O APL automotivo de Nova Iguaçu é reconhecido como o “Polo automotivo” do
município. De acordo com o dicionário Aurélio (2016) uma das formas passíveis de se definir
o termo “Polo” é como o “local que funciona como centro de uma atividade ou núcleo
dinamizador de algo”, ou seja, um Polo pode ser definido como um centro dinamizador de
uma atividade e por isso, é comumente utilizado para nomear aglomerações produtivas.

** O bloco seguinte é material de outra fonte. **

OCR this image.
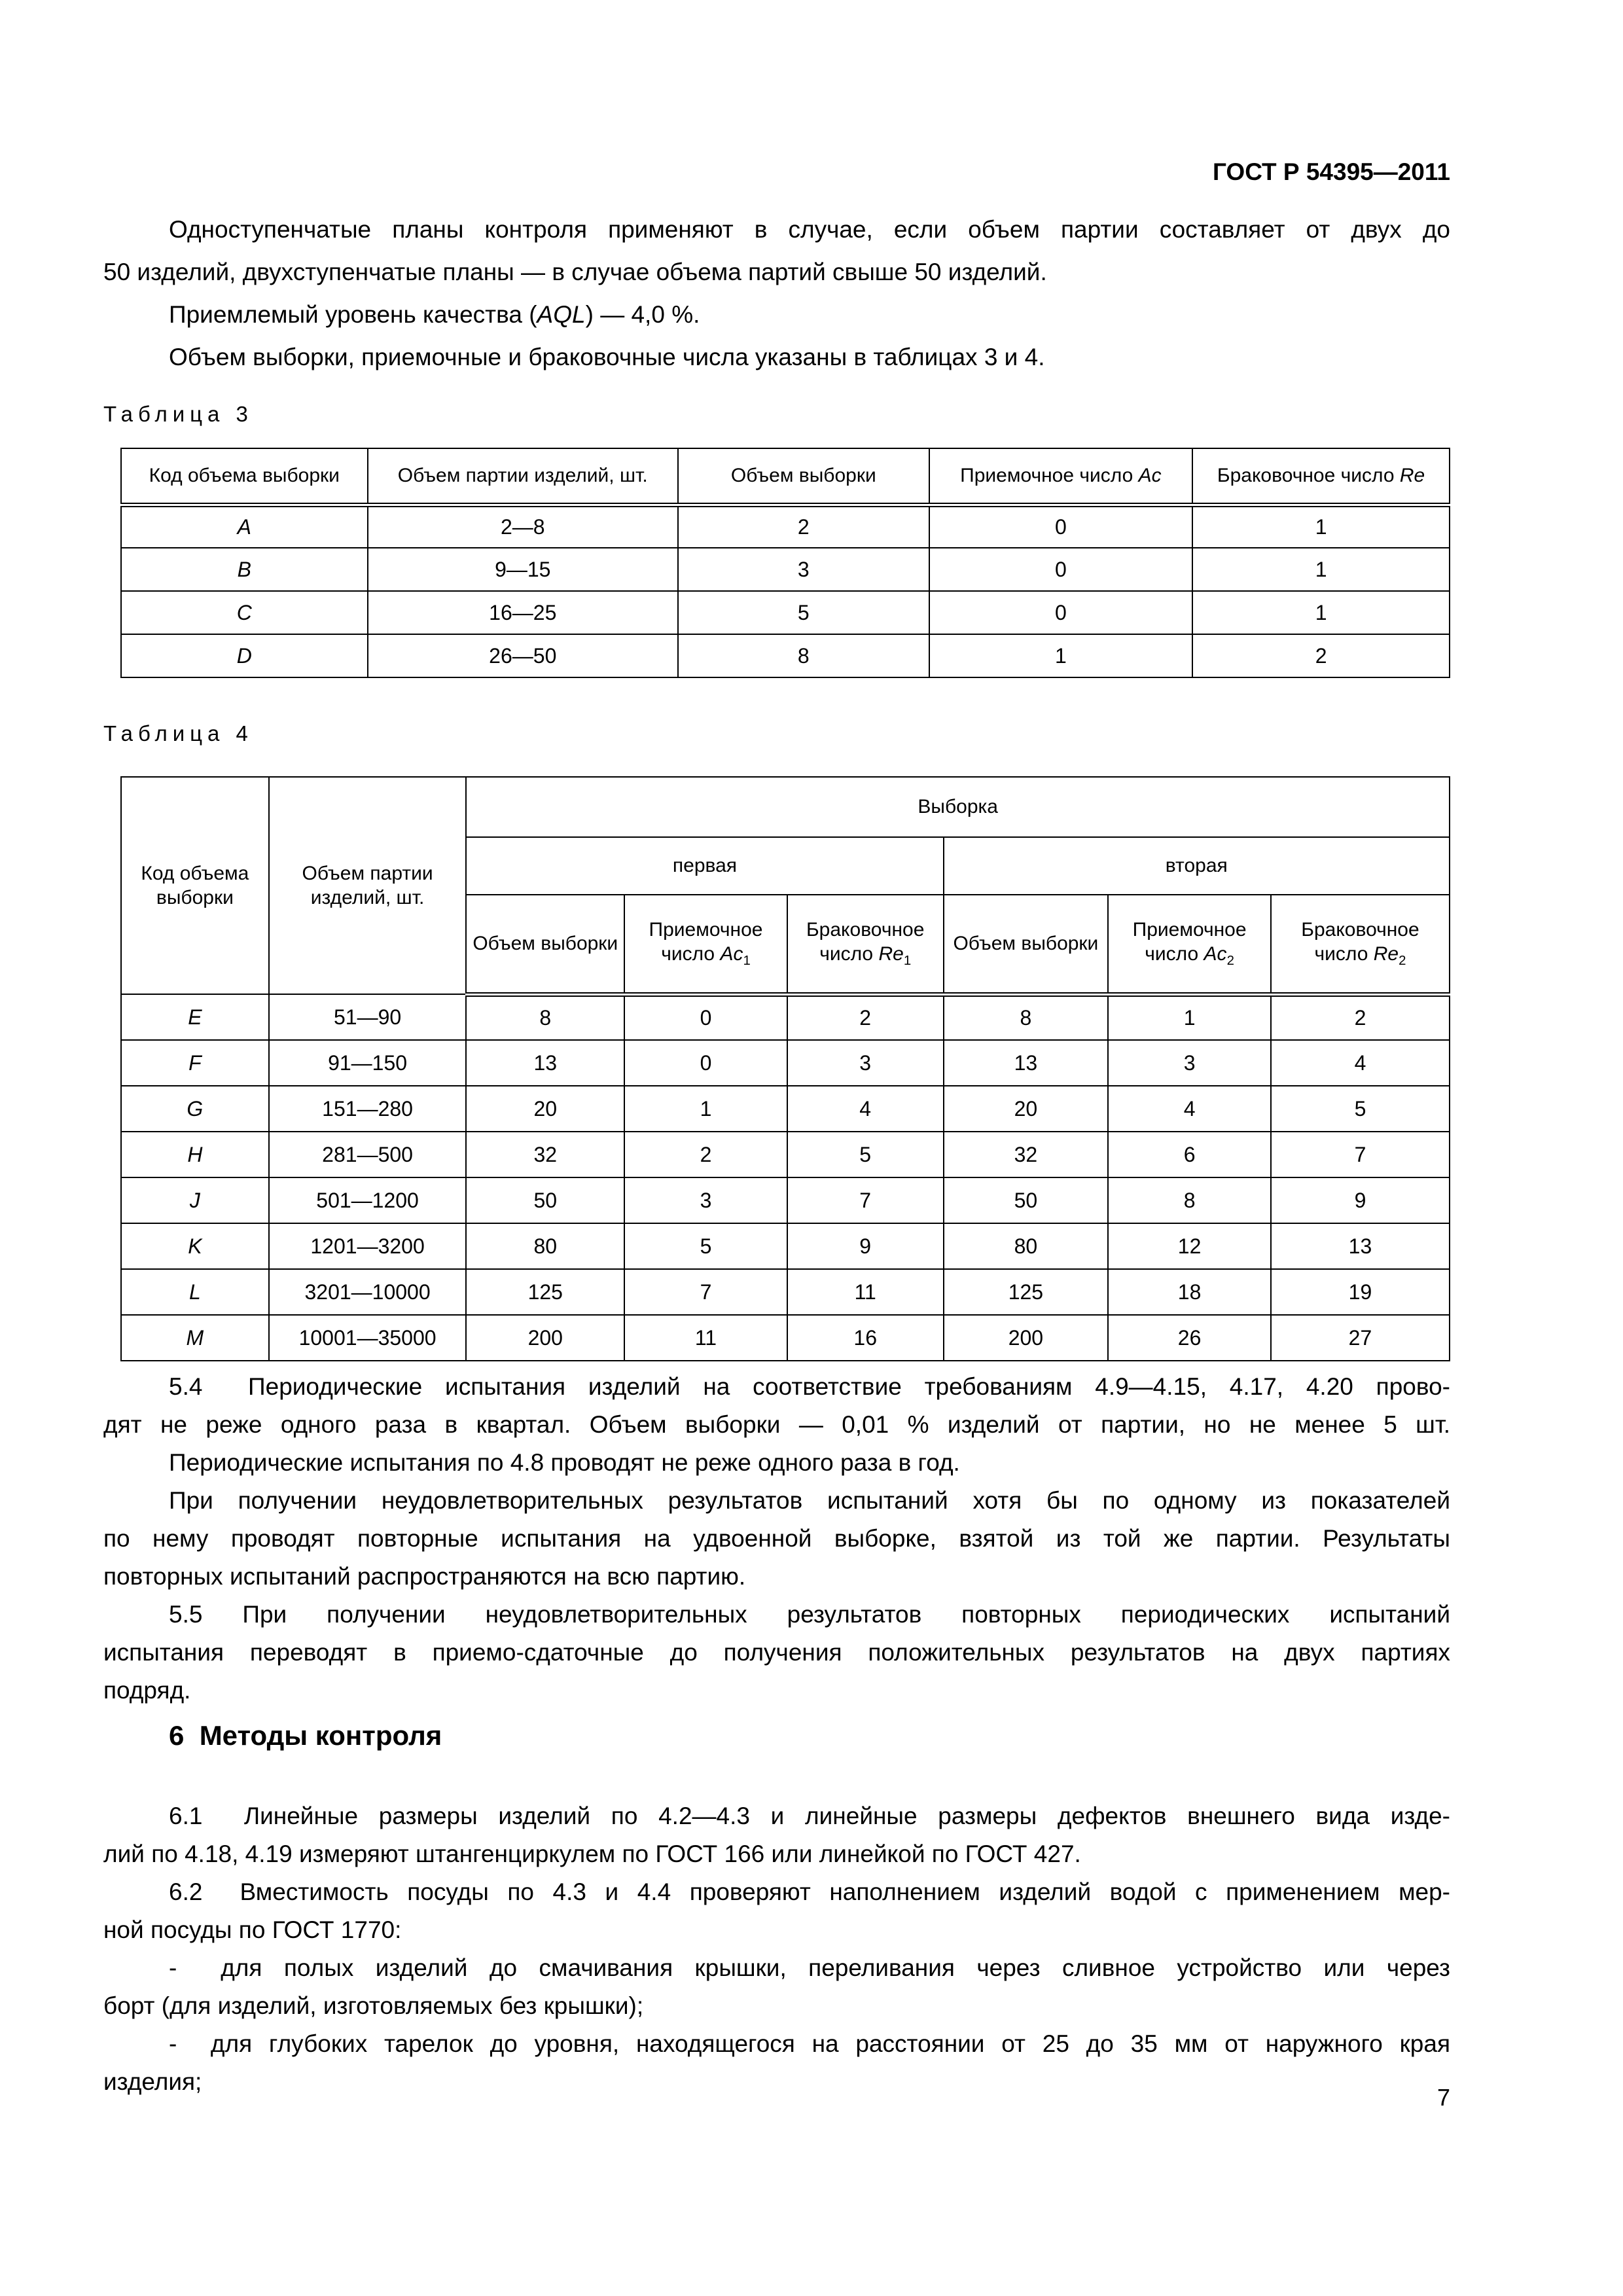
ГОСТ Р 54395—2011
Одноступенчатые планы контроля применяют в случае, если объем партии составляет от двух до
50 изделий, двухступенчатые планы — в случае объема партий свыше 50 изделий.
Приемлемый уровень качества (AQL) — 4,0 %.
Объем выборки, приемочные и браковочные числа указаны в таблицах 3 и 4.
Таблица 3
Код объема выборки	Объем партии изделий, шт.	Объем выборки	Приемочное число Ac	Браковочное число Re
A	2—8	2	0	1
B	9—15	3	0	1
C	16—25	5	0	1
D	26—50	8	1	2
Таблица 4
Код объема выборки	Объем партии изделий, шт.	Выборка					
		первая			вторая		
		Объем выборки	Приемочное число $Ac_1$	Браковочное число $Re_1$	Объем выборки	Приемочное число $Ac_2$	Браковочное число $Re_2$
E	51—90	8	0	2	8	1	2
F	91—150	13	0	3	13	3	4
G	151—280	20	1	4	20	4	5
H	281—500	32	2	5	32	6	7
J	501—1200	50	3	7	50	8	9
K	1201—3200	80	5	9	80	12	13
L	3201—10000	125	7	11	125	18	19
M	10001—35000	200	11	16	200	26	27
5.4  Периодические испытания изделий на соответствие требованиям 4.9—4.15, 4.17, 4.20 прово-
дят не реже одного раза в квартал. Объем выборки — 0,01 % изделий от партии, но не менее 5 шт.
Периодические испытания по 4.8 проводят не реже одного раза в год.
При получении неудовлетворительных результатов испытаний хотя бы по одному из показателей
по нему проводят повторные испытания на удвоенной выборке, взятой из той же партии. Результаты
повторных испытаний распространяются на всю партию.
5.5 При получении неудовлетворительных результатов повторных периодических испытаний
испытания переводят в приемо-сдаточные до получения положительных результатов на двух партиях
подряд.
6  Методы контроля
6.1  Линейные размеры изделий по 4.2—4.3 и линейные размеры дефектов внешнего вида изде-
лий по 4.18, 4.19 измеряют штангенциркулем по ГОСТ 166 или линейкой по ГОСТ 427.
6.2  Вместимость посуды по 4.3 и 4.4 проверяют наполнением изделий водой с применением мер-
ной посуды по ГОСТ 1770:
-  для полых изделий до смачивания крышки, переливания через сливное устройство или через
борт (для изделий, изготовляемых без крышки);
-  для глубоких тарелок до уровня, находящегося на расстоянии от 25 до 35 мм от наружного края
изделия;
7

Para compreender o Polo Automotivo de Nova Iguaçu, remetemo-nos ao que
Cassiolato e Szapiro (2002), já salientaram como importante: ser fundamental destacar o
processo histórico de formação dos APL’s a partir do perfil do território em que está inserido,
neste caso, o município de Nova Iguaçu, localizado na região da Baixada Fluminense,
região metropolitana do Estado do Rio de Janeiro.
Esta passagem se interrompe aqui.